Most cash-strapped families, especially on the Great Plains, wouldn’t have paid for medical information via the Net. Just why not trust the doctor? Why gamble the money on such a long shot?

Luckily for a sick child, some Great Plains folks did just that. Today’s Washington Post quotes a Stanford University librarian on what followed.

Soon they were back at the doctor’s office with a report of a new therapy. “They plunked it down and said, ‘Hey, can we try this?’ And guess what? It worked.”

Thus does the Post illustrate the potential benefits of a laudable project called The Public Library of Science–or at least the perils of overpricing crucial information.

…The vast majority of the 50,000 to 60,000 research articles published each year as a result of federally funded science ends up in the hands of for-profit publishers–the largest of them based overseas–that charge as much as $50 to view the results of a single study online. The child’s parents…paid for several papers before finding the one that led them to the cure.

Why is it, a growing number of people ask, that anyone can download medical nonsense from the Web for free, but citizens must pay to see the results of carefully conducted biomedical research that was financed by their taxes?

Good question. But it doesn’t go far enough. Unwittingly or not, the article illustrates the perils of letting myopic economists influence copyright policy and fixate on the efficiencies of information usage as opposed to the cost-benefit ratio for society at large. Isn’t it better for families with sick children to have easy access to authoritative medical information than for policymakers to fret about whether some curious readers will call up information they don’t need? Also, isn’t it interesting that the parents on the Great Plains were not among the researchers for whom the Public Library of Science was most of all intended? Easy and affordable access to information shouldn’t be just for the academic, government and corporate sets.

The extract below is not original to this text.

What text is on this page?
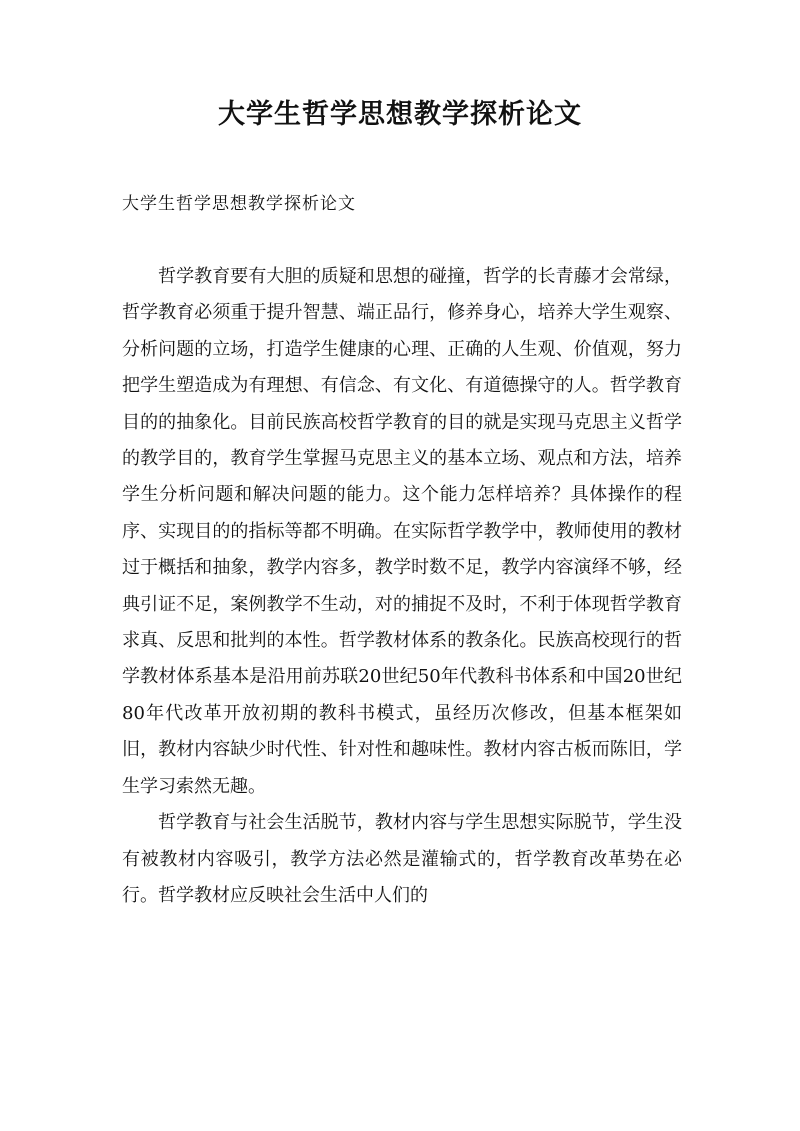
大学生哲学思想教学探析论文

大学生哲学思想教学探析论文

哲学教育要有大胆的质疑和思想的碰撞，哲学的长青藤才会常绿，哲学教育必须重于提升智慧、端正品行，修养身心，培养大学生观察、分析问题的立场，打造学生健康的心理、正确的人生观、价值观，努力把学生塑造成为有理想、有信念、有文化、有道德操守的人。哲学教育目的的抽象化。目前民族高校哲学教育的目的就是实现马克思主义哲学的教学目的，教育学生掌握马克思主义的基本立场、观点和方法，培养学生分析问题和解决问题的能力。这个能力怎样培养？具体操作的程序、实现目的的指标等都不明确。在实际哲学教学中，教师使用的教材过于概括和抽象，教学内容多，教学时数不足，教学内容演绎不够，经典引证不足，案例教学不生动，对的捕捉不及时，不利于体现哲学教育求真、反思和批判的本性。哲学教材体系的教条化。民族高校现行的哲学教材体系基本是沿用前苏联20世纪50年代教科书体系和中国20世纪80年代改革开放初期的教科书模式，虽经历次修改，但基本框架如旧，教材内容缺少时代性、针对性和趣味性。教材内容古板而陈旧，学生学习索然无趣。

哲学教育与社会生活脱节，教材内容与学生思想实际脱节，学生没有被教材内容吸引，教学方法必然是灌输式的，哲学教育改革势在必行。哲学教材应反映社会生活中人们的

Other issues come to mind here. The Post alludes to “a $9 billion publishing juggernaut”–commercial scientific journals, one of which, in brain research, charges as much as $20,000 a year to subscribers. Just how efficient is that system, especially from the perspective of an actual researcher (as opposed to an economist) or, gasp, some real live humans in acute need of the information, such as the child’s parents? Think of all the missed connections, all the unflipped pages and unfollowed hyperlinks, because gouges get in the way of people needing the information. What’s more, consider that the $9 billion is a little speck in our $10 trillion economy and an even tinier one in the global economy. Think, too, about the tens of billions that U.S. consumers spend on books a year–a huge amount on the surface, but minuscule compared to the potential benefits of bringing the Carnegie model to the Net for contemporary books and out-of-copyright works alike.

No, not everything should be online for free; the last thing we need is tax-financed e-book spam. Still, one hopes that in the fight for free information for the academic and research communities, the American elite won’t forget about the needs of that family on the Great Plains–in areas beyond medicine and beyond scientific journals. TeleRead, anybody?

Meanwhile here’s a modest little proposal. Let’s pass a law saying that info-economists must spend one month a year with no information resources other than those they can buy on a modest budget or get from an underfunded library in a rural town or inner-city ghetto. Mightn’t they just want to alter their definitions of “efficiency”?